Figure 10: Accuracy comparison of ZK-Coder ablation variants, highlighting the impact of each design component.
Robust Generalization and Failure Analysis
On the contamination-free LiveCodeBench benchmark, ZK-Coder maintains strong performance (Circom: 72.25%, Noir: 82.32%), far exceeding baseline rates. Failure analysis reveals that most errors stem from exceeding the repair budget or incorrect sketch generation, underscoring the need for improved ZK-specific training data and more robust sketch grounding.
Illustrative Example: Sudoku Verification
The paper provides a detailed workflow example where ZK-Coder generates a ZKP program for verifying Sudoku correctness, demonstrating the translation from natural language to ZKSL, constraint-guided retrieval, and iterative repair.
Figure 11: ZK-Coder's workflow for proving Sudoku correctness.
Figure 12: Example Circom program generated by ZK-Coder for Sudoku verification.
Figure 13: Example Noir program generated by ZK-Coder for Sudoku verification.
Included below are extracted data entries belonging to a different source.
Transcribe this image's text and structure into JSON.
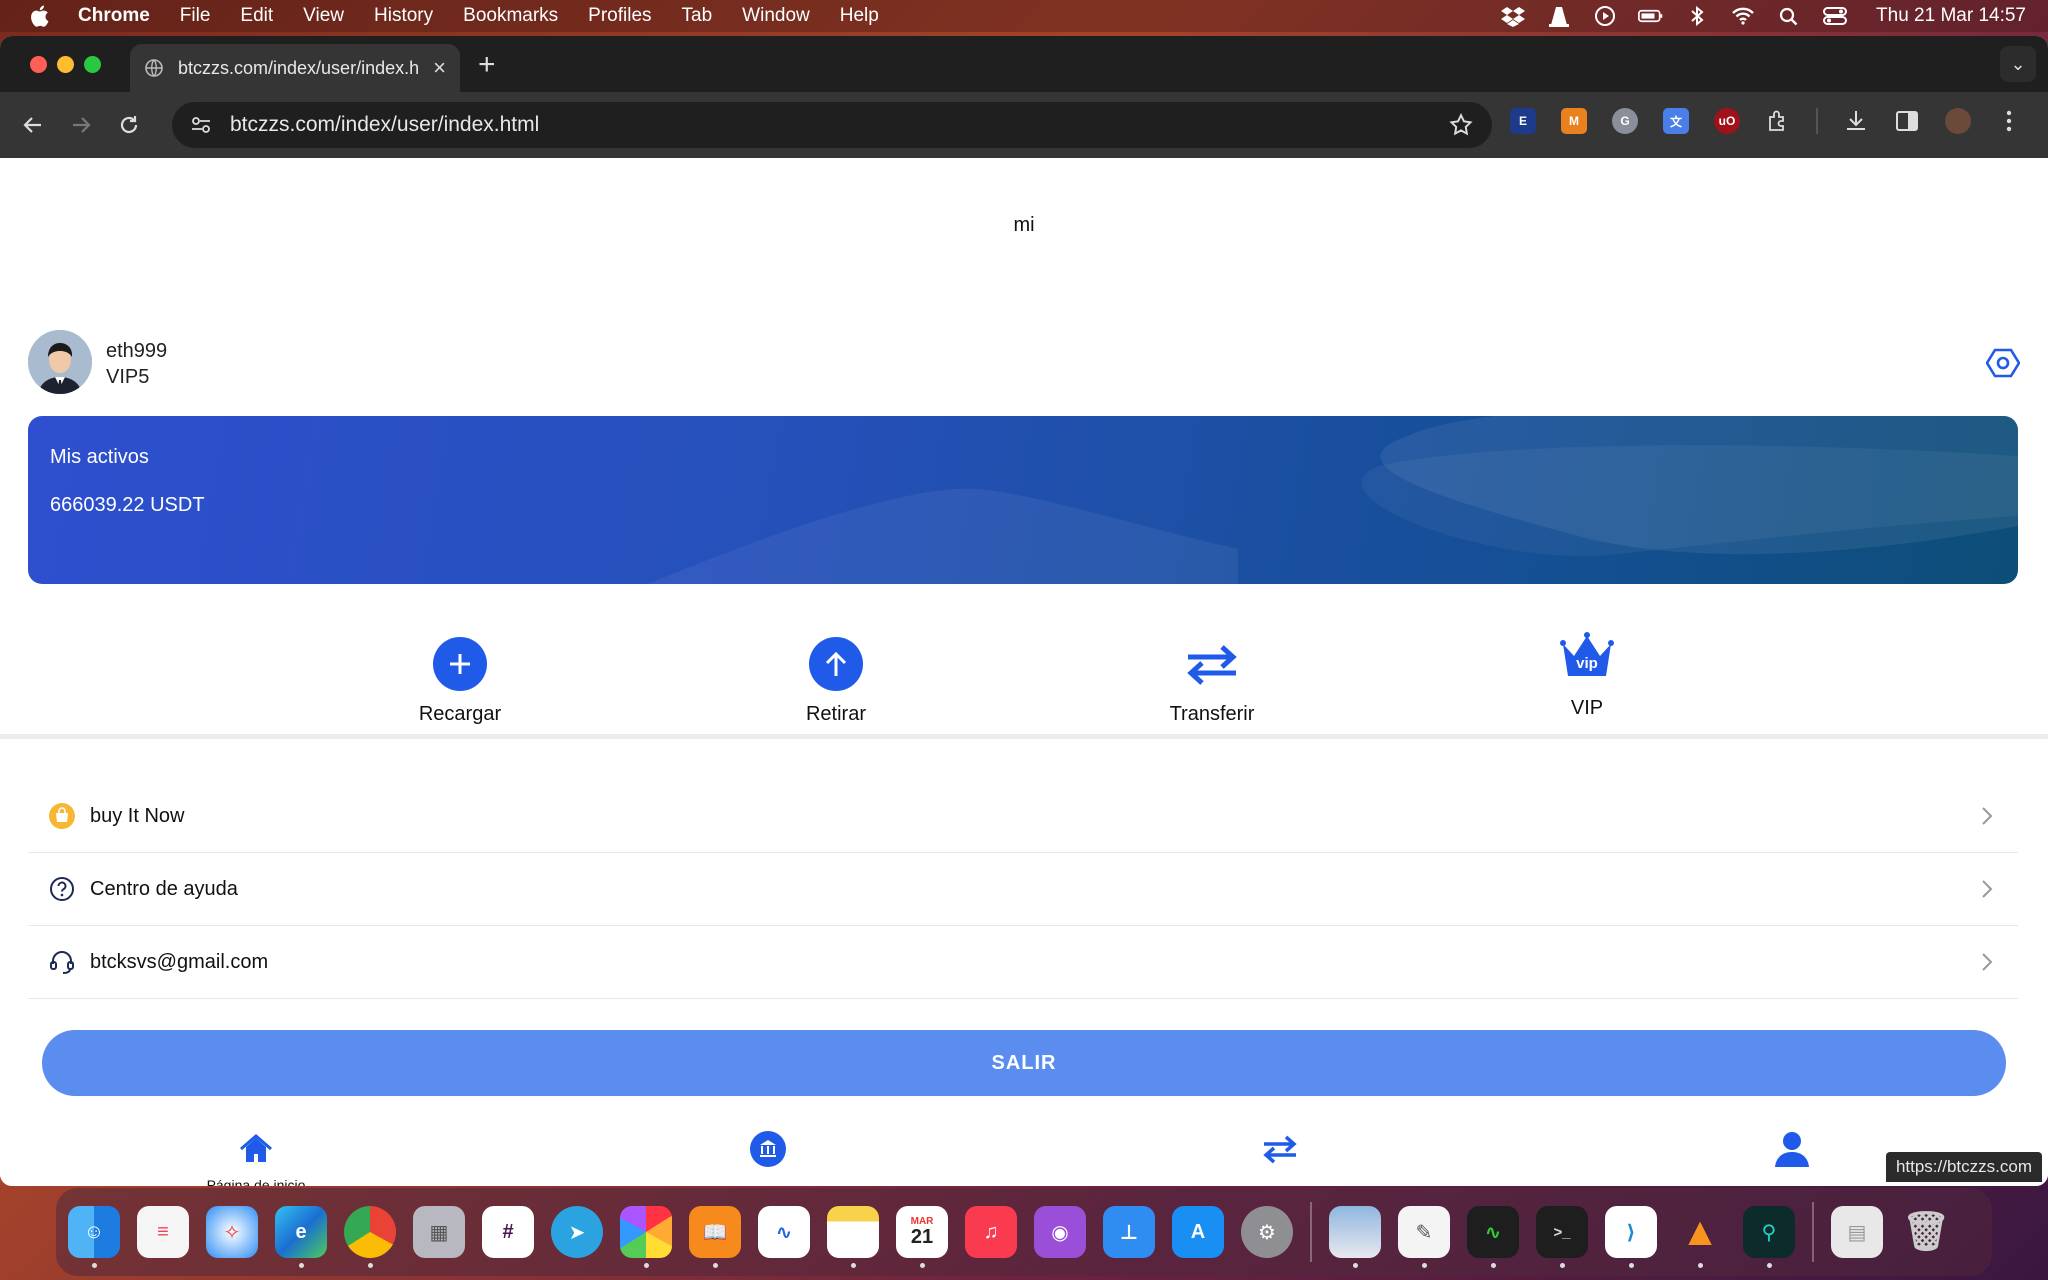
{
  "menubar": {
    "app_name": "Chrome",
    "items": [
      "File",
      "Edit",
      "View",
      "History",
      "Bookmarks",
      "Profiles",
      "Tab",
      "Window",
      "Help"
    ],
    "clock": "Thu 21 Mar  14:57"
  },
  "browser": {
    "tab_title": "btczzs.com/index/user/index.h",
    "url": "btczzs.com/index/user/index.html",
    "status_url": "https://btczzs.com"
  },
  "page": {
    "title": "mi",
    "user": {
      "name": "eth999",
      "level": "VIP5"
    },
    "assets": {
      "title": "Mis activos",
      "value": "666039.22 USDT"
    },
    "actions": [
      {
        "label": "Recargar",
        "icon": "plus-circle-icon"
      },
      {
        "label": "Retirar",
        "icon": "arrow-up-circle-icon"
      },
      {
        "label": "Transferir",
        "icon": "transfer-arrows-icon"
      },
      {
        "label": "VIP",
        "icon": "vip-crown-icon"
      }
    ],
    "menu": [
      {
        "label": "buy It Now",
        "icon": "shop-icon"
      },
      {
        "label": "Centro de ayuda",
        "icon": "help-circle-icon"
      },
      {
        "label": "btcksvs@gmail.com",
        "icon": "headset-icon"
      }
    ],
    "logout_label": "SALIR",
    "bottom_nav": [
      {
        "label": "Página de inicio",
        "icon": "home-icon"
      },
      {
        "label": "",
        "icon": "bank-icon"
      },
      {
        "label": "",
        "icon": "transfer-arrows-icon"
      },
      {
        "label": "",
        "icon": "user-icon"
      }
    ]
  },
  "colors": {
    "accent": "#1f5be8",
    "logout_button": "#5b8def",
    "card_gradient_start": "#2e4fcf",
    "card_gradient_end": "#0d4e78"
  },
  "dock": {
    "apps": [
      "Finder",
      "Reminders",
      "Safari",
      "Edge",
      "Chrome",
      "Launchpad",
      "Slack",
      "Telegram",
      "Photos",
      "Books",
      "Freeform",
      "Notes",
      "Calendar",
      "Music",
      "Podcasts",
      "Keynote",
      "App Store",
      "System Settings",
      "Preview",
      "TextEdit",
      "Activity Monitor",
      "Terminal",
      "VS Code",
      "VLC",
      "GitKraken",
      "Documents",
      "Trash"
    ],
    "calendar_month": "MAR",
    "calendar_day": "21"
  }
}
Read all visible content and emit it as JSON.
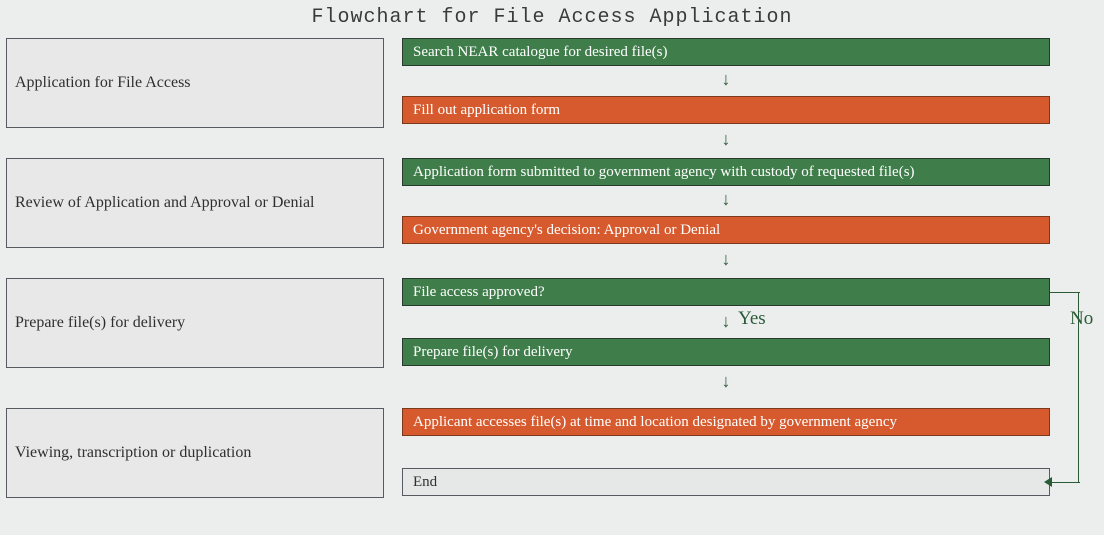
{
  "title": "Flowchart for File Access Application",
  "stages": [
    {
      "label": "Application for File Access"
    },
    {
      "label": "Review of Application and Approval or Denial"
    },
    {
      "label": "Prepare file(s) for delivery"
    },
    {
      "label": "Viewing, transcription or duplication"
    }
  ],
  "steps": [
    {
      "text": "Search NEAR catalogue for desired file(s)"
    },
    {
      "text": "Fill out application form"
    },
    {
      "text": "Application form submitted to government agency with custody of requested file(s)"
    },
    {
      "text": "Government agency's decision: Approval or Denial"
    },
    {
      "text": "File access approved?"
    },
    {
      "text": "Prepare file(s) for delivery"
    },
    {
      "text": "Applicant accesses file(s) at time and location designated by government agency"
    },
    {
      "text": "End"
    }
  ],
  "branch": {
    "yes": "Yes",
    "no": "No"
  }
}
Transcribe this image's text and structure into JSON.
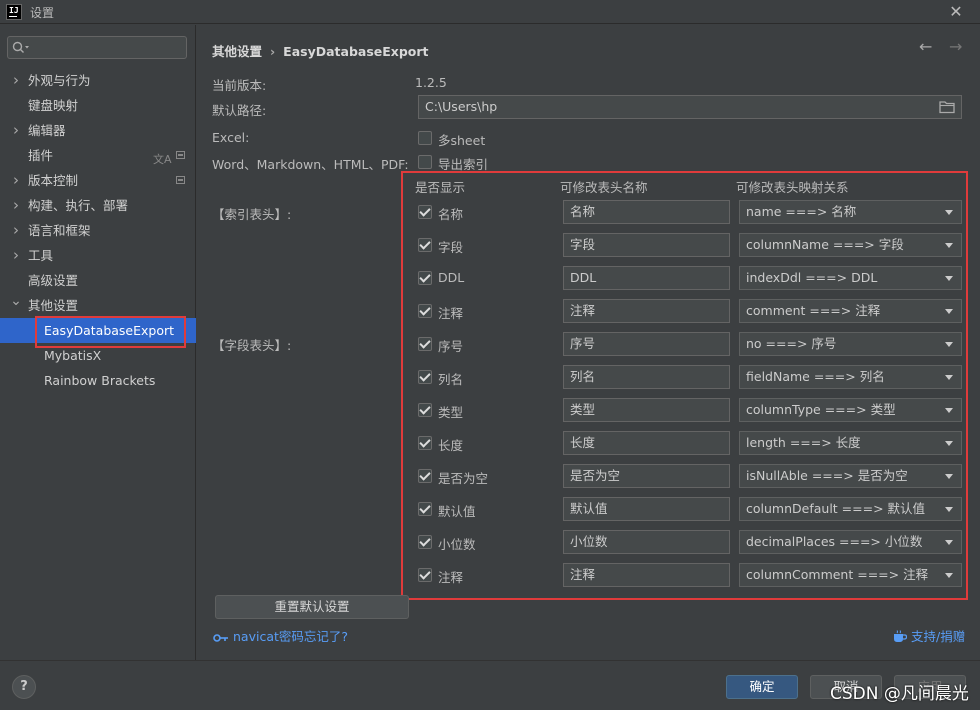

Implications and Future Directions
The results establish that while LLMs possess strong surface-level knowledge of ZK DSLs, reliable gadget construction and end-to-end synthesis require agentic augmentation. ZK-Coder's pipeline—combining sketching, RAG, and interactive repair—substantially lowers the barrier for ZK program development and advances trustworthy computation. The findings suggest several avenues for future research:
- Circuit Optimization: Guiding LLMs to produce efficient circuits, not just correct ones, by incorporating ZK-friendly primitives and optimization strategies.
- Training Data Expansion: Systematic generation of ZK DSL examples to support targeted LLM fine-tuning and domain adaptation.
- Benchmark Extension: Incremental addition of advanced and cryptographic gadgets to the evaluation suite.
Conclusion
This work presents ZK-Eval, the first systematic benchmark for LLM-based ZK program synthesis, and ZK-Coder, an agentic framework that significantly enhances LLM performance in this domain. The empirical evidence demonstrates that agentic augmentation is essential for bridging the gap between language knowledge and reliable ZK code generation, with practical implications for privacy-preserving computation and secure software engineering.